If a train heading east leaves Chicago at noon and a train heading west leaves New York an hour later, will that make you any better at math? New evidence says "No." In a report in the April 25th issue of the journal Science, researchers from Ohio State University say the preferred method of teaching math just doesn't make the grade. The researchers taught undergraduates mathematical principles they would need to solve future problems. Some were taught using concrete visual examples, like cups filled with water or a pizza cut into slices. Other students learned abstract formulas in terms like "n=x."
When asked to solve new problems using these teachings, major discrepancies appeared. In one case, abstract-learning students scored an average of 80 percent on a test. Their "real-world" counterparts, however, seemed unable to transfer their knowledge to a new situation, posting only a 44 percent average. The researchers say using concrete examples is alluring, because students seem to learn lessons faster. However, students who take the time to get abstract concepts down are able to get on the train before it leaves the station.

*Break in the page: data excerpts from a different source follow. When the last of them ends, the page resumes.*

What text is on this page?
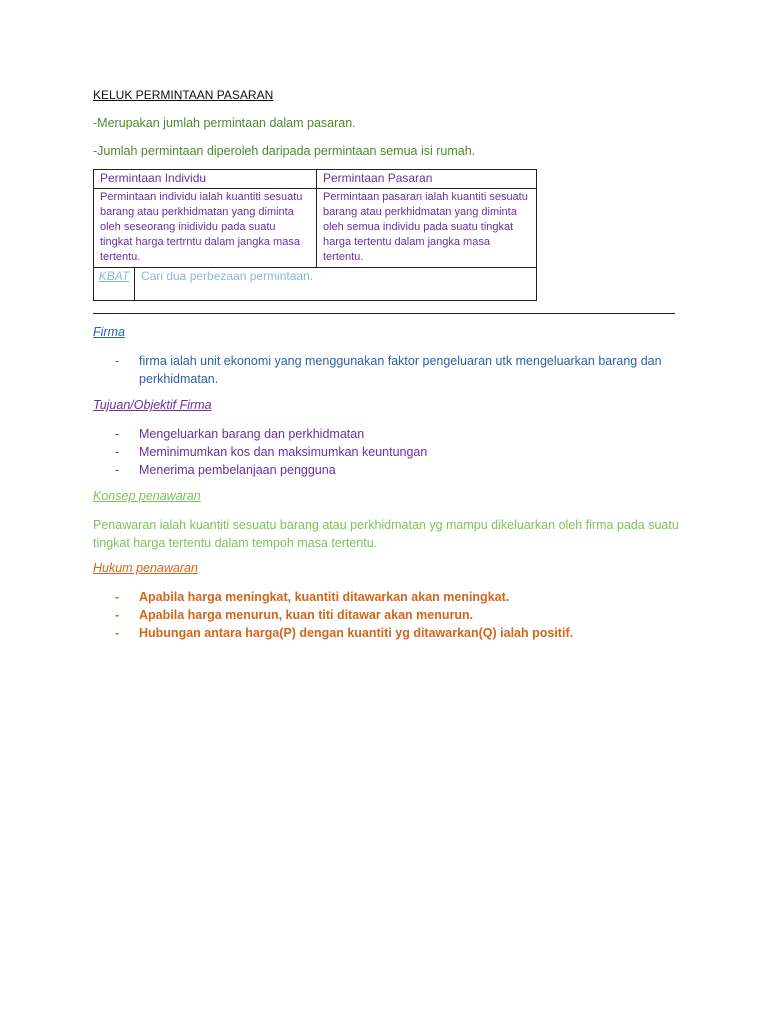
KELUK PERMINTAAN PASARAN
-Merupakan jumlah permintaan dalam pasaran.
-Jumlah permintaan diperoleh daripada permintaan semua isi rumah.
Permintaan Individu		Permintaan Pasaran
Permintaan individu ialah kuantiti sesuatu barang atau perkhidmatan yang diminta oleh seseorang inidividu pada suatu tingkat harga tertrntu dalam jangka masa tertentu.		Permintaan pasaran ialah kuantiti sesuatu barang atau perkhidmatan yang diminta oleh semua individu pada suatu tingkat harga tertentu dalam jangka masa tertentu.
KBAT	Cari dua perbezaan permintaan.	
Firma
- firma ialah unit ekonomi yang menggunakan faktor pengeluaran utk mengeluarkan barang dan perkhidmatan.
Tujuan/Objektif Firma
- Mengeluarkan barang dan perkhidmatan
- Meminimumkan kos dan maksimumkan keuntungan
- Menerima pembelanjaan pengguna
Konsep penawaran
Penawaran ialah kuantiti sesuatu barang atau perkhidmatan yg mampu dikeluarkan oleh firma pada suatu tingkat harga tertentu dalam tempoh masa tertentu.
Hukum penawaran
- Apabila harga meningkat, kuantiti ditawarkan akan meningkat.
- Apabila harga menurun, kuan titi ditawar akan menurun.
- Hubungan antara harga(P) dengan kuantiti yg ditawarkan(Q) ialah positif.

Word problems and real world example are the preferred method of teaching? Hmmm, things have changed. I seem to recall being taught by endless repetition of solving "8x = 24" and almost no repetition of "How many 8-slice pizzas do you need if 24 people want one slice each?" Which is good. The former teaches algebra. The latter teaches you to count pizza slices, which is helpful if your dream job is at Papa Gino's.
Wish I could read more about this, to find out exactly how the researchers used "pizzas and cups of water" to teach concepts to undergrad students ("this pizza is an electron with up 1/2 spin...this cup of water is an electron with down 1/2 spin") but I'm too cheap to pay AAAS the $10 for 24 hrs of the article, let alone $144 for a membership when the most scientific thing I get to do any more is ... well, read 60 Second Science feeds.